DILMA E O PESO DA HERANÇA DE LULA


Por Eric Nepomuceno, jornalista e escritor brasileiro (Reproduzido do jornal argentino Página/12, de 13/07/2011)


Seis meses, quatro escândalos de bom tamanho, dois ministros expurgados, outros dois trocados dentro do governo para evitar que pelo menos um deles voltasse para casa, dois mais perto da guilhotina, outros dois já com um pé no cadafalso, e uma tensa, muito tensa situação junto à base aliada no Congresso. Este é o balanço inicial do primeiro semestre de Dilma Rousseff (foto) como presidenta do Brasil.


Até agora, ela não pôde exercer na plenitude aquela que se esperava como sua principal característica, a de uma gestora dinâmica e eficaz. Seu conhecido menosprezo pelas traquinagens das jogadas políticas de baixo nível – o tradicional “lhe dou isso para que me deixe governar”– começa a provocar certa irritação em alguns de seus aliados. Já houve um início de rebelião na Câmara dos Deputados, aumentam as vozes de mal-estar pela demora em nomear apaniguados para postos de segundo e terceiro escalão, e alguns partidos aliados, não por acaso aqueles que aparecem em três de cada três escândalos de corrupção, ameaçam claramente impedir que a presidenta nomeie os ministros de sua preferência. O líder de um deles recordou, candidamente, que Lula aguentava as denúncias até não poder mais, e que sempre demitia seus auxiliares envolvidos em escândalos com um gesto de carinho. Dilma, não: tão logo surge uma denúncia com indícios concretos, fulmina o auxiliar. “Não é assim que se joga esse jogo”, diz esse líder aliado, enquanto promete endurecer o discurso.

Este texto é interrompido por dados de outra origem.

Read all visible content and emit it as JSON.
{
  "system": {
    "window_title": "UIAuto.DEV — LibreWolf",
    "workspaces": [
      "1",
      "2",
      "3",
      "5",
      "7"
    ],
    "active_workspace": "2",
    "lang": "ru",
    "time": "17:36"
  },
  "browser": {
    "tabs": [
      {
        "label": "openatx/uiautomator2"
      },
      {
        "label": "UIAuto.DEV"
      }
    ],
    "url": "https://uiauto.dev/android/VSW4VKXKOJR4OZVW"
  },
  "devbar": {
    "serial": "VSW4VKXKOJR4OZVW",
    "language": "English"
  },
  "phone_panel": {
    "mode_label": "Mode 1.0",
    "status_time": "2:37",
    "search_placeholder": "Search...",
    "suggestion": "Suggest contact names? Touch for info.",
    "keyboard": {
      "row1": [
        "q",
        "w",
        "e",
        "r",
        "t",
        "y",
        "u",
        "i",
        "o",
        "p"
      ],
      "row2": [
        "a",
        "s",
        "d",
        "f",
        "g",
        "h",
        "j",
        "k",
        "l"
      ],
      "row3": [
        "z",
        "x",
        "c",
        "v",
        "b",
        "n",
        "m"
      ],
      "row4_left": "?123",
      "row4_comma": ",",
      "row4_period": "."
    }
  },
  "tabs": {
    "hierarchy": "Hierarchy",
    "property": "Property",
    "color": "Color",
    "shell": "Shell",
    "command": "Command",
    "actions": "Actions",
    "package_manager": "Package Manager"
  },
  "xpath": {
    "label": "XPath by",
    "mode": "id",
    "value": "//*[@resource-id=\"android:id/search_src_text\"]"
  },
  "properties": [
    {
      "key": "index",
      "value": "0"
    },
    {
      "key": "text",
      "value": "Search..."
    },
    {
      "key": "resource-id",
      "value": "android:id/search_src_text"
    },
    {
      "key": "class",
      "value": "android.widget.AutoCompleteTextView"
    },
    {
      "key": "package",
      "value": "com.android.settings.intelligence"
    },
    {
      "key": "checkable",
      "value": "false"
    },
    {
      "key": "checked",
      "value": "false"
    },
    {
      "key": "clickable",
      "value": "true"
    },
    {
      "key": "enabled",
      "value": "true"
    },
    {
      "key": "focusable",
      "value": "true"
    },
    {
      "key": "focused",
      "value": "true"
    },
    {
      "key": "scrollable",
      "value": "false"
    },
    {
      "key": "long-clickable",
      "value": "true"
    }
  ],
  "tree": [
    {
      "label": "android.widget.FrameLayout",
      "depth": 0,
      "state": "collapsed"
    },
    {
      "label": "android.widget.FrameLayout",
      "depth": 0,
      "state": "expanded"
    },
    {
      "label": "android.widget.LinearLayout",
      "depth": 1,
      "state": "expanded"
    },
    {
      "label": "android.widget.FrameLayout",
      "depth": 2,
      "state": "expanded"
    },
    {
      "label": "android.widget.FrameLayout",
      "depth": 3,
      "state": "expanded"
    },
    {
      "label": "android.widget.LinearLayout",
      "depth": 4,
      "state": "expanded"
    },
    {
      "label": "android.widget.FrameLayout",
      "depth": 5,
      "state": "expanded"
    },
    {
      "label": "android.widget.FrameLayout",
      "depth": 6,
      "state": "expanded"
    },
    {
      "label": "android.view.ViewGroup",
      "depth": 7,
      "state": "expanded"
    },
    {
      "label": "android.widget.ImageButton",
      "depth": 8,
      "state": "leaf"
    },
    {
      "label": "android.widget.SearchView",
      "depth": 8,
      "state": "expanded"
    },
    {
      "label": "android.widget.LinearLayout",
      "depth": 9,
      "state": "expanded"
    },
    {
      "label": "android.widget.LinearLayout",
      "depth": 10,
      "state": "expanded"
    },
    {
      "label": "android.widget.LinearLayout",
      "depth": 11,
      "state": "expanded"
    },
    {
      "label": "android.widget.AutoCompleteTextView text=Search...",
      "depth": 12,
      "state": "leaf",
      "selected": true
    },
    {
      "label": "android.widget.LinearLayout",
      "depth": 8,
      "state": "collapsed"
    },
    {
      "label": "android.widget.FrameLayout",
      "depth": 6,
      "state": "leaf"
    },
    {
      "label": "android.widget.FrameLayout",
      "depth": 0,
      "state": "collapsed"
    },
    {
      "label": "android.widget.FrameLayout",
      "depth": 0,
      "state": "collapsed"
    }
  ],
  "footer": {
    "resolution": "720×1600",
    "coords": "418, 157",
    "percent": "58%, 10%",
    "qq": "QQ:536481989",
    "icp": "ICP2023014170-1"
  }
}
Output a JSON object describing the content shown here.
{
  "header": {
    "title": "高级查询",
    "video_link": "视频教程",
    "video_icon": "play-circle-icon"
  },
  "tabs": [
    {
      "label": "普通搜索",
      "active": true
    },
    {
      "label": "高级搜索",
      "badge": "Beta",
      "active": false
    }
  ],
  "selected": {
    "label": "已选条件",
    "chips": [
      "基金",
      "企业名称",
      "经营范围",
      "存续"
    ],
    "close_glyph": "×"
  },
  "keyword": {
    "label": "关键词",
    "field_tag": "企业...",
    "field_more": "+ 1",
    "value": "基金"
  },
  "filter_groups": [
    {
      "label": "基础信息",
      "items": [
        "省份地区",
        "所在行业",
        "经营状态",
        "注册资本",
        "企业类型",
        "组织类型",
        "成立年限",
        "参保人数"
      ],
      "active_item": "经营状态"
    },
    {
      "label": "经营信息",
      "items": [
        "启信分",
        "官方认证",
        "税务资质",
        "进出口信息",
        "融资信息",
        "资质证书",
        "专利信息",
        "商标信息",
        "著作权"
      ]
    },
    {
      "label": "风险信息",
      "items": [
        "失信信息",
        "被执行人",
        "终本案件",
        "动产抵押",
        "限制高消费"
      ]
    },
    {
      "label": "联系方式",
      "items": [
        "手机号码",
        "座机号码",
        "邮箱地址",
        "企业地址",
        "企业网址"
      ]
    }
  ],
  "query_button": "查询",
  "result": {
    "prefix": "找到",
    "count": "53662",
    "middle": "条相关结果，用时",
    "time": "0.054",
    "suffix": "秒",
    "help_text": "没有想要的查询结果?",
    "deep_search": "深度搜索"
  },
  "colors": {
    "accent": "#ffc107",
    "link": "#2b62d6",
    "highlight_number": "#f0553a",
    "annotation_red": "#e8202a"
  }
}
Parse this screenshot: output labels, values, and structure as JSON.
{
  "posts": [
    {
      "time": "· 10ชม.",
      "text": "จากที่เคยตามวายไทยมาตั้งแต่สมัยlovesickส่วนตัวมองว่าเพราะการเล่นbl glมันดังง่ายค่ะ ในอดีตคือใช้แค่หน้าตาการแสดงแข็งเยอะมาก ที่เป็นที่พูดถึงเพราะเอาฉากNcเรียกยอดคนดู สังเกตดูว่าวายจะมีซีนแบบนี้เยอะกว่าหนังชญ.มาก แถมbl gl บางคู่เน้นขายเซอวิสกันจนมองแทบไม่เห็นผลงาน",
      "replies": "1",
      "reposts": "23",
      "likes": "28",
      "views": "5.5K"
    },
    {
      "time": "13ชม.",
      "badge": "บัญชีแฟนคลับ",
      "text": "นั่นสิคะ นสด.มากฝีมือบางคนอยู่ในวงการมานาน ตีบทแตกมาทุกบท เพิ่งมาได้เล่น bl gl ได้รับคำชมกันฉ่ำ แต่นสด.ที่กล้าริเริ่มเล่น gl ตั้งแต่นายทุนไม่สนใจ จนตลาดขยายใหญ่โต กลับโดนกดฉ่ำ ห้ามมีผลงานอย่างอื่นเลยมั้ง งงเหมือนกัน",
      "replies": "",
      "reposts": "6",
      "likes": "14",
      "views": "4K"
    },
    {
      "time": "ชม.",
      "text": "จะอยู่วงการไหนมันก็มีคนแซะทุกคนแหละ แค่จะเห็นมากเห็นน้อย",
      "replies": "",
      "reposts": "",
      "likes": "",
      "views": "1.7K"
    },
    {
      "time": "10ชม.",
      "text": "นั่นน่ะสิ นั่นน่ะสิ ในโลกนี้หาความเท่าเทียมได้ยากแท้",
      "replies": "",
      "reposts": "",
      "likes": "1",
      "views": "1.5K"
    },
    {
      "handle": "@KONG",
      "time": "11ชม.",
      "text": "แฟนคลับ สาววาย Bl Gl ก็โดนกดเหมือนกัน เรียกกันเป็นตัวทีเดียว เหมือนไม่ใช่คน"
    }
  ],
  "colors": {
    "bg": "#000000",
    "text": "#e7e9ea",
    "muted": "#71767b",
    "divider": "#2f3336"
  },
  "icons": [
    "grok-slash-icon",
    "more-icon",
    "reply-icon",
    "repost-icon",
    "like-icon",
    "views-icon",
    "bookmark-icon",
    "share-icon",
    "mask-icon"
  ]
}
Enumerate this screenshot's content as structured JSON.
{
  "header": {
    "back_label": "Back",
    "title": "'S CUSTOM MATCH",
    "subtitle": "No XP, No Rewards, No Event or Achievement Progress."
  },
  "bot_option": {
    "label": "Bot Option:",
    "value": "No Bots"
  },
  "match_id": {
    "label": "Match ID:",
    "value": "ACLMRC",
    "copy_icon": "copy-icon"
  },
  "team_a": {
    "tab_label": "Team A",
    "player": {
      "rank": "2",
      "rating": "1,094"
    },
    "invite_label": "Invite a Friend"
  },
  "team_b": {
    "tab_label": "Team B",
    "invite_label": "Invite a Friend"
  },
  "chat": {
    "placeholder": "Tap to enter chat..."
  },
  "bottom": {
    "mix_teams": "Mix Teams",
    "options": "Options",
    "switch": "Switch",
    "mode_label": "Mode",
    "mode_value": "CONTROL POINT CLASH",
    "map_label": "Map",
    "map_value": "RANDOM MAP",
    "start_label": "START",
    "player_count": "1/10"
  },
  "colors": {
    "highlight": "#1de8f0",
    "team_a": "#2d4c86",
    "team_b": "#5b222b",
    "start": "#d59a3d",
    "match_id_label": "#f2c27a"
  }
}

Agora mesmo, Dilma Rousseff passou o fim de semana procurando um novo ministro dos Transportes, depois que o anterior, Alfredo Nascimento, fora “despejado” do posto devido ao seu pouco respeito à ética. Um dos auxiliares de Nascimento, Luis Antonio Pagot, não teve nenhuma dúvida em advertir que, no caso de que continuem pressionando, abrirá a boca para revelar cada nome envolvido em negociatas. E alardeou que entre os nomes há pesos pesados da cúpula do governo. Ao final, na segunda-feira, Dilma conseguiu nomear o que havia escolhido, apesar da relutância do partido a que pertence o contemplado. Porque essa é outra característica da realidade brasileira: aqui, é o partido aliado quem diz à presidenta quem será o ministro. E Dilma insiste em implantar algo raro: decidir por conta própria com quem governará.


Em meio a toda essa crise, de todo esse mal-estar, e mais além do jogo pesado dos aliados, o que mais pesa é a parte indigesta da herança deixada por Lula.


Na formação de seu governo, Dilma Rousseff pouco pôde escolher a partir de sua determinação pessoal. Não por acaso dois dos fulminados – Antonio Palocci e Alfredo Nascimento – foram indicações pessoais, quase imposições, de Lula. Restam outros legados problemáticos. O bizarro ministro da Defesa, Nelson Jobim, que faz pouco disse que no tempo de Cardoso (de quem foi ministro) não estava obrigado, como agora, a conviver com idiotas, também foi imposição de Lula (de quem também foi ministro). O octogenário ministro do Turismo, Pedro Novais, pego em flagrante ao pedir reembolso de gastos por uma festa realizada num bordel, foi imposição de José Sarney, presidente do Senado e aliado incondicional de Lula. Quer dizer, até agora Dilma não fez mais do que se ver envolvida em escândalos de diferentes calibres, todos eles protagonizados por gente que não escolheu.


Assessores próximos e interlocutores de confiança da presidenta ressaltam que o que existe de verdade é uma mandatária que não consegue encontrar o formato definitivo de sua administração. Dilma Rousseff não pôde escapar das armadilhas de uma coalizão armada ao preço de distribuir cargos, postos, vantagens, para não mencionar as intrigas palacianas estimuladas pelos insatisfeitos de ocasião. Ao mesmo tempo, trata de impor um controle mais rigoroso sobre seus ministros, precisamente porque sabe que rigor ético é artigo que anda em falta no mercado das negociações políticas de Brasília. Com Dilma, e ao contrário do que ocorria com Lula, cada denúncia provoca uma reação quase imediata. É algo que os aliados jamais haviam esperado, daí o mal-estar que campeia no governo.